Adding one and two-digit numbers.
Subtracting one and two-digit numbers.
What about saving money?
Budgeting and saving is tricky for most of us but it’s really important to enable children to begin saving. Do they know what ‘saving for a rainy day means?’
There are lots of options for accounts for children but here are a few ideas:
You can have a savings account linked to your accounts, such as the HSBC Future Saver account.These accounts often have a better interest rate than adult accounts.
Premium Bonds start from a £25 investment with nsandi. There’s no monthly interest payment but each £1 bond is entered into a draw each month with the chance to win anything from £25 to £1million! In March 2025, a bond holder with only £100 saved won £1million!
At around seven years old, your child can have a current account, probably without interest nowadays, but they can pay in money and watch the total grow on their statements as they add more.
Once they’re around 11 years old, they can have a debit card and watch their own total decreasing rapidly!

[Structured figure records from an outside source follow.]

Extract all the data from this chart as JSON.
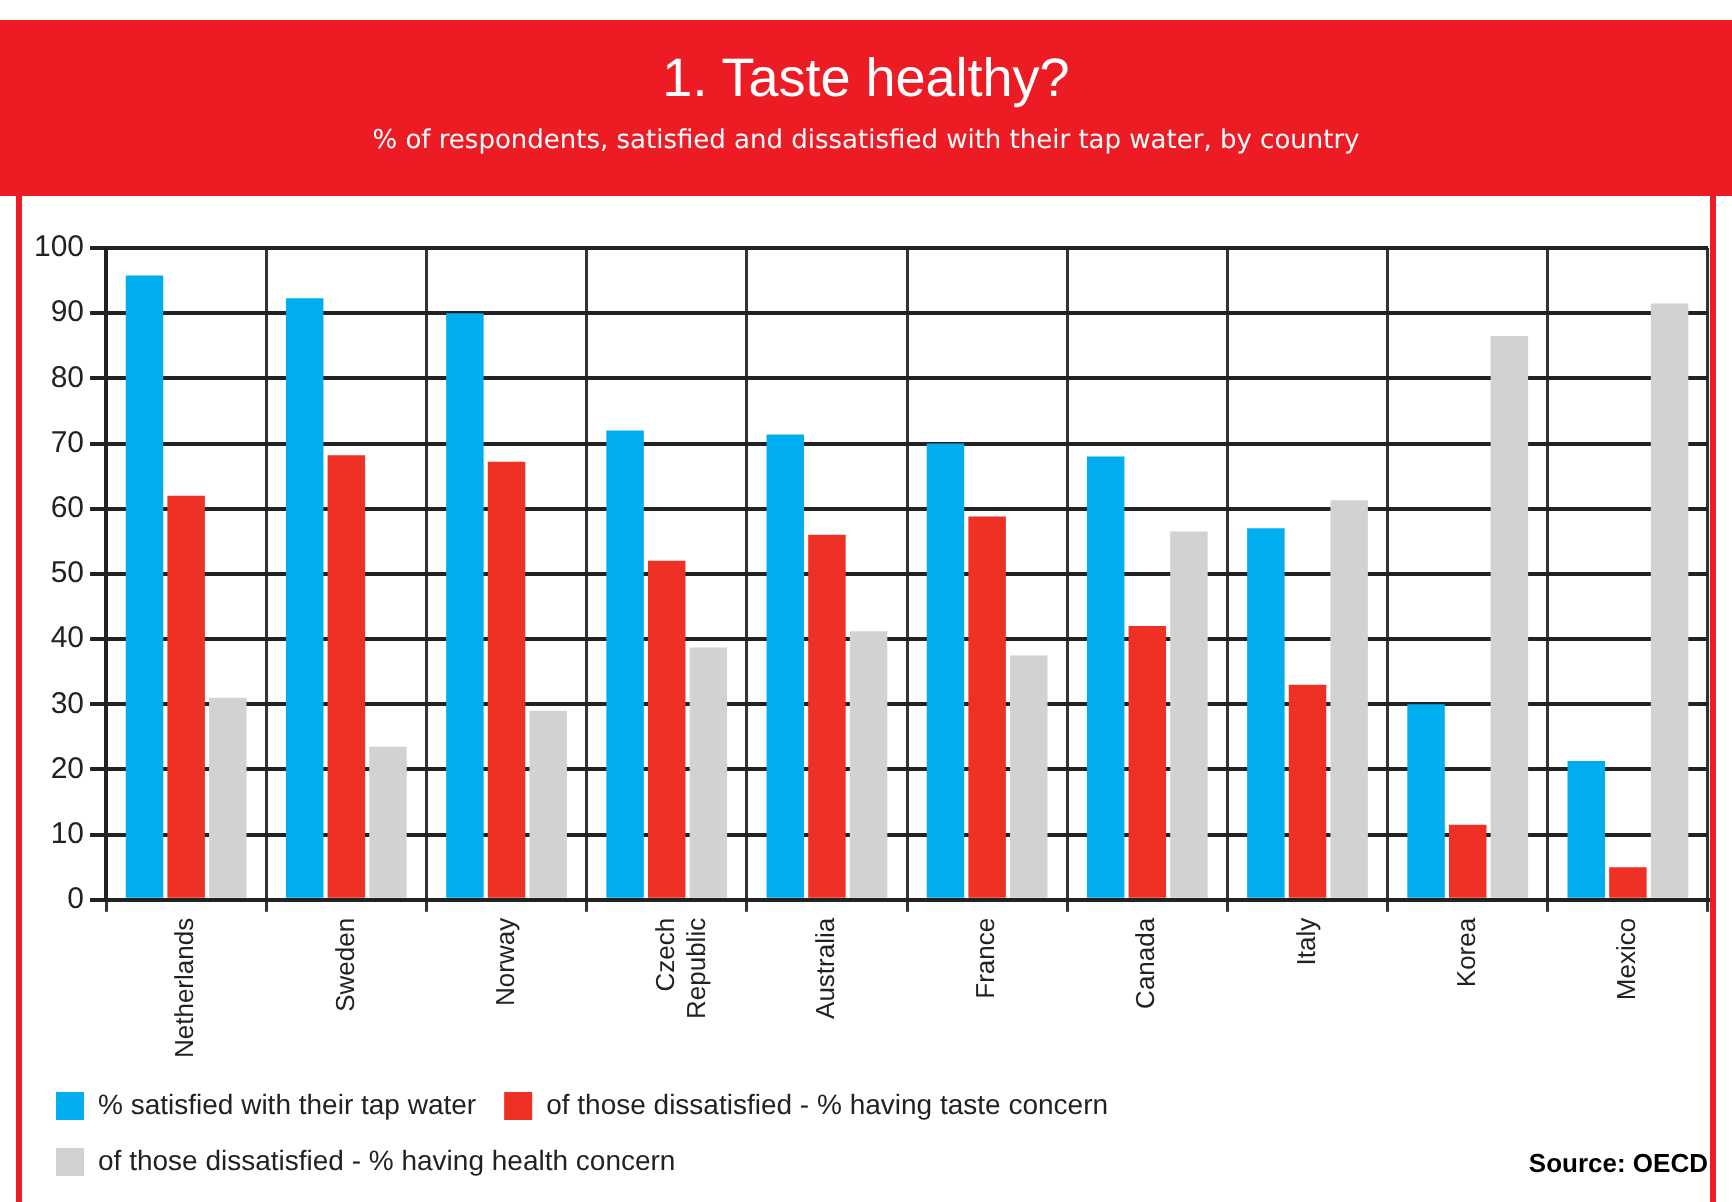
{
  "chart_data": {
    "type": "bar",
    "title": "1. Taste healthy?",
    "subtitle": "% of respondents, satisfied and dissatisfied with their tap water, by country",
    "categories": [
      "Netherlands",
      "Sweden",
      "Norway",
      "Czech Republic",
      "Australia",
      "France",
      "Canada",
      "Italy",
      "Korea",
      "Mexico"
    ],
    "series": [
      {
        "name": "% satisfied with their tap water",
        "color": "#00aeef",
        "values": [
          95.8,
          92.3,
          90,
          72,
          71.4,
          70,
          68,
          57,
          30,
          21.3
        ]
      },
      {
        "name": "of those dissatisfied - % having taste concern",
        "color": "#ee3124",
        "values": [
          62,
          68.2,
          67.2,
          52,
          56,
          58.8,
          42,
          33,
          11.5,
          5
        ]
      },
      {
        "name": "of those dissatisfied - % having health concern",
        "color": "#d1d2d4",
        "values": [
          31,
          23.5,
          29,
          38.7,
          41.2,
          37.5,
          56.5,
          61.3,
          86.5,
          91.5
        ]
      }
    ],
    "ylim": [
      0,
      100
    ],
    "yticks": [
      0,
      10,
      20,
      30,
      40,
      50,
      60,
      70,
      80,
      90,
      100
    ],
    "grid": true,
    "legend": "bottom left",
    "annotations": [
      "Source: OECD"
    ]
  }
}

There are lots of options for debit cards and some, though they have a monthly fee, enable you to top up the total and see how your child spends. Starling Kite, NatWest Rooster and Go Henry are just a few.
Earn commission on your shopping
There’s another way to save for your children using a Kidstart commission account. You sign up to Kidstart and use it as a click through, searching for the company you want to buy from then shopping as normal. As an example, you might be able to get £1.50 or so on your Boots sun cream order, and £50 on your TUI holiday spend! It takes a few months for some commission to come through, but when you reach £25, it’s automatically transferred into your nominated account for your child. Family members can use it, too!
If you’d rather put your commission to good use for your child’s school or club, Easy Fundraising and Asda have schemes where you can click through and earn commission for good causes.
The days of the piggy bank and saving for a rainy day may be long gone but there’s still a lot to learn about money and how to manage it. If we can help our little people along the way, it can only help towards their financial management in future.